Odwróciłem się w jego stronę i wtuliłem w klatkę piersiową. Widząc go nie mogłem się na niego gniewać. Jednak po chwili poczułem kłucie w gardle. Odwróciłem się do tyłem do chłopaka i podbiegłem do kranu. Znowu zacząłem kaszleć krwią oraz kwiatami. Poczułem ostry ból w klatce piersiowej i kiedy przestałem spojrzałem na te kwiatki. Były tak jakby wyblakłe oraz lekko zwiędłe.
- Może pójdziemy do szpitala sprawdzić to?- Chłopak ewidentnie też to zauważył. Nawet nie spostrzegłem kiedy do mnie podszedł. Lekko przytaknąłem bo kwiaty wyglądały dziwnie.

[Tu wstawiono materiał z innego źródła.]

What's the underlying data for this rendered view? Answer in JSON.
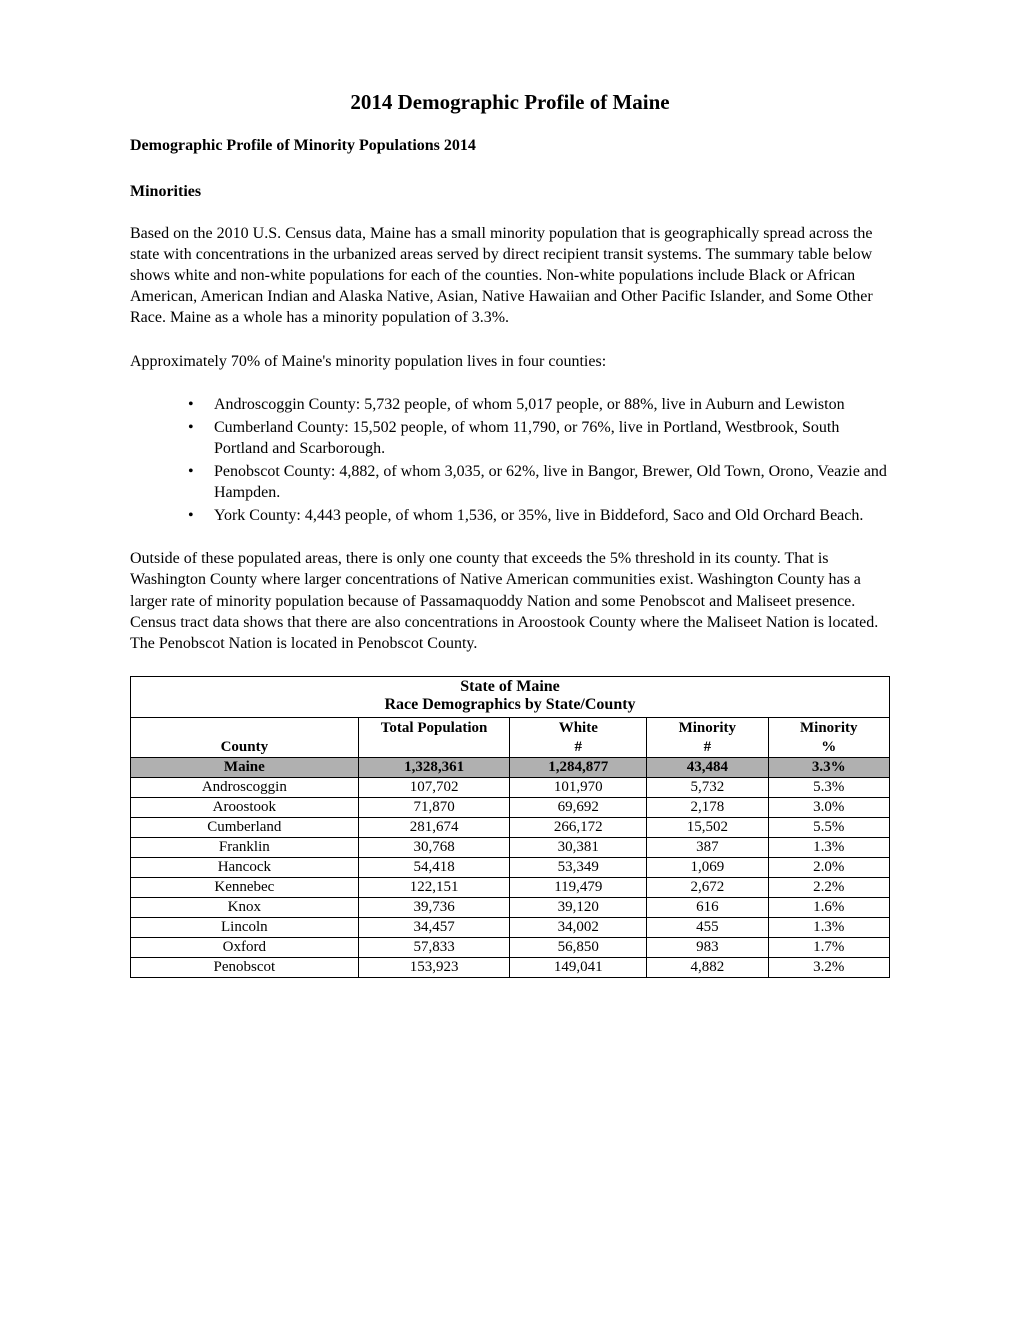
{
  "title": "2014 Demographic Profile of Maine",
  "subtitle": "Demographic Profile of Minority Populations 2014",
  "section_heading": "Minorities",
  "para1": "Based on the 2010 U.S. Census data, Maine has a small minority population that is geographically spread across the state with concentrations in the urbanized areas served by direct recipient transit systems.  The summary table below shows white and non-white populations for each of the counties. Non-white populations include Black or African American, American Indian and Alaska Native, Asian, Native Hawaiian and Other Pacific Islander, and Some Other Race.  Maine as a whole has a minority population of 3.3%.",
  "para2": "Approximately 70% of Maine's minority population lives in four counties:",
  "bullets": [
    "Androscoggin County: 5,732 people, of whom 5,017 people, or 88%, live in Auburn and Lewiston",
    "Cumberland County: 15,502 people, of whom 11,790, or 76%, live in Portland, Westbrook, South Portland and Scarborough.",
    "Penobscot County: 4,882, of whom 3,035, or 62%, live in Bangor, Brewer, Old Town, Orono, Veazie and Hampden.",
    "York County: 4,443 people, of whom 1,536, or 35%, live in Biddeford, Saco and Old Orchard Beach."
  ],
  "para3": "Outside of these populated areas, there is only one county that exceeds the 5% threshold in its county.  That is Washington County where larger concentrations of Native American communities exist. Washington County has a larger rate of minority population because of Passamaquoddy Nation and some Penobscot and Maliseet presence.  Census tract data shows that there are also concentrations in Aroostook County where the Maliseet Nation is located. The Penobscot Nation is located in Penobscot County.",
  "table": {
    "title1": "State of Maine",
    "title2": "Race Demographics by State/County",
    "headers": {
      "county": "County",
      "total_population": "Total Population",
      "white_top": "White",
      "white_bottom": "#",
      "minority_top": "Minority",
      "minority_bottom": "#",
      "minority_pct_top": "Minority",
      "minority_pct_bottom": "%"
    },
    "highlight_row": {
      "county": "Maine",
      "total_population": "1,328,361",
      "white": "1,284,877",
      "minority": "43,484",
      "minority_pct": "3.3%",
      "background_color": "#b0b0b0"
    },
    "rows": [
      {
        "county": "Androscoggin",
        "total_population": "107,702",
        "white": "101,970",
        "minority": "5,732",
        "minority_pct": "5.3%"
      },
      {
        "county": "Aroostook",
        "total_population": "71,870",
        "white": "69,692",
        "minority": "2,178",
        "minority_pct": "3.0%"
      },
      {
        "county": "Cumberland",
        "total_population": "281,674",
        "white": "266,172",
        "minority": "15,502",
        "minority_pct": "5.5%"
      },
      {
        "county": "Franklin",
        "total_population": "30,768",
        "white": "30,381",
        "minority": "387",
        "minority_pct": "1.3%"
      },
      {
        "county": "Hancock",
        "total_population": "54,418",
        "white": "53,349",
        "minority": "1,069",
        "minority_pct": "2.0%"
      },
      {
        "county": "Kennebec",
        "total_population": "122,151",
        "white": "119,479",
        "minority": "2,672",
        "minority_pct": "2.2%"
      },
      {
        "county": "Knox",
        "total_population": "39,736",
        "white": "39,120",
        "minority": "616",
        "minority_pct": "1.6%"
      },
      {
        "county": "Lincoln",
        "total_population": "34,457",
        "white": "34,002",
        "minority": "455",
        "minority_pct": "1.3%"
      },
      {
        "county": "Oxford",
        "total_population": "57,833",
        "white": "56,850",
        "minority": "983",
        "minority_pct": "1.7%"
      },
      {
        "county": "Penobscot",
        "total_population": "153,923",
        "white": "149,041",
        "minority": "4,882",
        "minority_pct": "3.2%"
      }
    ],
    "styling": {
      "border_color": "#000000",
      "border_width": 1.5,
      "highlight_bg": "#b0b0b0",
      "font_family": "Times New Roman",
      "header_font_weight": "bold",
      "cell_text_align": "center"
    }
  },
  "colors": {
    "background": "#ffffff",
    "text": "#000000"
  }
}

Mieliśmy po południu iść na prześwietlenie klatki piersiowej bo podobno tam miały rozkwitać te rośliny. Czekałem właśnie w poczekalni na moją kolej. Trochę się bałem co powie lekarz. Kiedy Darryl to zauważył chwycił mnie za rękę. Przez chwilę poczułem się trochę spokojniej, ale kiedy wyszedł doktor i mnie wezwał niepokój powrócił. Puściłem rękę chłopaka i wszedłem do pomieszczenia. Lekarz wykonał prześwietlenie po czym wróciłem na korytarz. Usiadłem znowu na krześle obok sali. Bad spojrzał na mnie pytającym spojrzeniem. Teraz ja wziąłem jego dłoń w swoje.
Nie rozumiałem dlaczego, ale teraz zacząłem się naprawdę martwić tym wszystkim. Nie chciałem umierać. Jedyne czego tak naprawdę chciałem to zostać z brunetem. W końcu myślałem, że naprawdę odwzajemnił moje uczucia lecz ta głupia choroba mogła w szybki sposób zakończyć moje życie.
CZYTASZ
|×| Krwawe Kwiaty |×| SkepHalo |×| Hanahaki |x|
Fiksi PenggemarHanahaki to Japońska legenda zwana "Chorobą kwiecistych płuc". Udziela się ona osobie, która czuje mocno nie odwzajemnione uczucia do innej osoby. Jej objawami są m.i.n kaszlenie krwią oraz kwiatami. Choroba ta jest śmiertelna, jednak da się ją wyle...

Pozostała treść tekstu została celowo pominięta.